Cavaliers’ top draft pick Ochai Agbaji is getting rave reviews for the way he is playing in the NBA Summer League in Las Vegas.
Agbaji, selected with the 14th overall pick last month, played 33 minutes on July 8 when the Cavaliers beat the San Antonio Spurs, 99-90. He scored 16 points and connected on 4 of 9 shots from beyond the arc.
The 6-foot-5 guard/forward from Kansas was not as sharp on July 10 in an 84-76 loss to the Denver Nuggets. Agbaji was 3-of-11 shooting and 2 of 6 in 3-point tries in 33 minutes. He missed his only free-throw attempt.
The question became, how would Agbaji respond from his lackluster game? He gave he Cavaliers brain trust an emphatic answer.
Agbaji followed up his game against the Nuggets by pouring in 24 points in a 91-80 loss to the Charlotte Hornets on July 10 when he was 7 of 13 from the floor. He made 4 of 8 three-point attempts.
The Cavaliers were scheduled to play the Pistons on July 14 in their fourth game of the summer in the league designed to spotlight rookies and young players trying to gain playing time and impress their coaches and general managers.
The final score in the Summer League games is secondary to how individuals perform. Evan Mobley, Jarrett Allen, Darius Garland and other prominent Cavaliers are not participating. It is the same for every team in the league.
Agbaji had three rebounds and two assists to go with his 16 points in the game with the Spurs. He was 5 of 11 shooting overall.
“He proved to the NBA world that he could not only knock down catch-and-shoot 3s, but create his own looks from deep, too,” Kirk Goldsberry of ESPN.com wrote. “Agbaji looked confident in his debut. (He) has the potential to become an elite 3-point scorer, and his debut didn’t do anything but support that claim.”
The report Agbaji created his own looks is encouraging, because the knock on him heading into the draft was an inability to do that is a reason he lasted as long as he did on draft night.

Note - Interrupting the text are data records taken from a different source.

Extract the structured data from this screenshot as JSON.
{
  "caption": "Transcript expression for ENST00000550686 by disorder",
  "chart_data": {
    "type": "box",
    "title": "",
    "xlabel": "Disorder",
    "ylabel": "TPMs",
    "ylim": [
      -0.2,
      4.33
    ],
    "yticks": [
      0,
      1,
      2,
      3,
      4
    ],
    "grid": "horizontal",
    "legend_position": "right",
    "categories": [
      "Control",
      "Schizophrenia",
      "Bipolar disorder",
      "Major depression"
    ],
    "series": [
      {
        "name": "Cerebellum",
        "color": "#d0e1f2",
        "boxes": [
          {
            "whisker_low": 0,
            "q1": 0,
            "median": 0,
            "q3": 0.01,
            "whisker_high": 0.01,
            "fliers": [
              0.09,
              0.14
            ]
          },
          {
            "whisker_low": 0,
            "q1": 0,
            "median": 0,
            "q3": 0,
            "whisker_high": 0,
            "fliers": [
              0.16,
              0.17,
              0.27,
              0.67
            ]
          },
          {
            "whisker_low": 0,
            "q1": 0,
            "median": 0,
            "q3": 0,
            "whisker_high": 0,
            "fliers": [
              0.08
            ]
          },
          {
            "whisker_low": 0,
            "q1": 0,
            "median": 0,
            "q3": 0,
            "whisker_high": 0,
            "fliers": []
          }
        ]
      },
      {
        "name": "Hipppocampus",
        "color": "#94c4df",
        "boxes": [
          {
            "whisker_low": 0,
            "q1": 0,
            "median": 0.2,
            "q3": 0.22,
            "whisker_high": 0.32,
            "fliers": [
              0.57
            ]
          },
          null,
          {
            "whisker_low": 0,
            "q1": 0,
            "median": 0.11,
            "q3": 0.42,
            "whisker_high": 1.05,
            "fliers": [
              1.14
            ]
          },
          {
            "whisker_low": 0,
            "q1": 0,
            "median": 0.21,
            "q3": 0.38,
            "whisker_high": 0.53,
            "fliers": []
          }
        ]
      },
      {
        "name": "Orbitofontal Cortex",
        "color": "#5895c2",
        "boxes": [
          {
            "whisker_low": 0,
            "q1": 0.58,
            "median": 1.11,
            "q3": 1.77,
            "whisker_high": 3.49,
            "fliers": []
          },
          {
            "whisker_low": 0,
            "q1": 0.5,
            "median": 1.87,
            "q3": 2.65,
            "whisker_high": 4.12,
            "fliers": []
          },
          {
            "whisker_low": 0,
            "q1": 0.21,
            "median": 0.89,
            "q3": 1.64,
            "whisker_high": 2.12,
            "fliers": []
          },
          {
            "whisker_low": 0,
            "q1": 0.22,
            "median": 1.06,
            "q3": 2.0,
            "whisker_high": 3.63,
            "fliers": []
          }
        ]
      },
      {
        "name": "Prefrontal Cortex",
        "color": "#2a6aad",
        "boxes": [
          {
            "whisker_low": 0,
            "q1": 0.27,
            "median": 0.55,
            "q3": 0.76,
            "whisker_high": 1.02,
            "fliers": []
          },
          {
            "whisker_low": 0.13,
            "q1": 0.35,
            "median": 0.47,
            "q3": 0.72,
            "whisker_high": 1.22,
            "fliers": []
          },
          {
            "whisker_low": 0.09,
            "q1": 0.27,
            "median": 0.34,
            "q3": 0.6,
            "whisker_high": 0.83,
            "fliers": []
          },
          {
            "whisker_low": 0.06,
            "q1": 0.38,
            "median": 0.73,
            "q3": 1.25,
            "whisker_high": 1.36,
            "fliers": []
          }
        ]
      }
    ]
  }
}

“While he doesn’t have many defensive limitations, Agbaji’s offensive ceiling is capped,” lineups.com wrote in its pre-draft scouting report. “He cannot reliably create for himself off the dribble, which means he requires teammates to set his shot up.”
Agbaji played four seasons at Kansas. His maturity was one of the qualities that made him attractive to Cavaliers president of basketball operations Koby Altman.
Unlike Oklahoma rookie center Chet Holmgren who modestly predicted he will be the best player in the NBA “in two months,” Agbaji told ESPN after his strong effort against the Spurs that he still has much work to do.
“It was all right,” Agbaji said in the ESPN interview. “There’s a lot of shots I left out there, a lot of missed opportunities. Overall, it was good. I knew there was a lot of talent on the floor.”
The Cavaliers were 44-38 in 2021-22 and finished eighth in the Eastern Conference in the regular season. Before the play-in tournament was developed in 2020, finishing eighth would have been good enough to qualify for the playoffs. Instead, the Cavs were shut out of the postseason because they were eliminated by the Nets and Hawks in the play-in tournament.
Breaking into the lineup of a team good enough to play for a postseason berth could be difficult, but Altman said he expects Agbaji to contribute immediately. The rookie is showing in the Summer League that Altman’s words are more than just wishful thinking.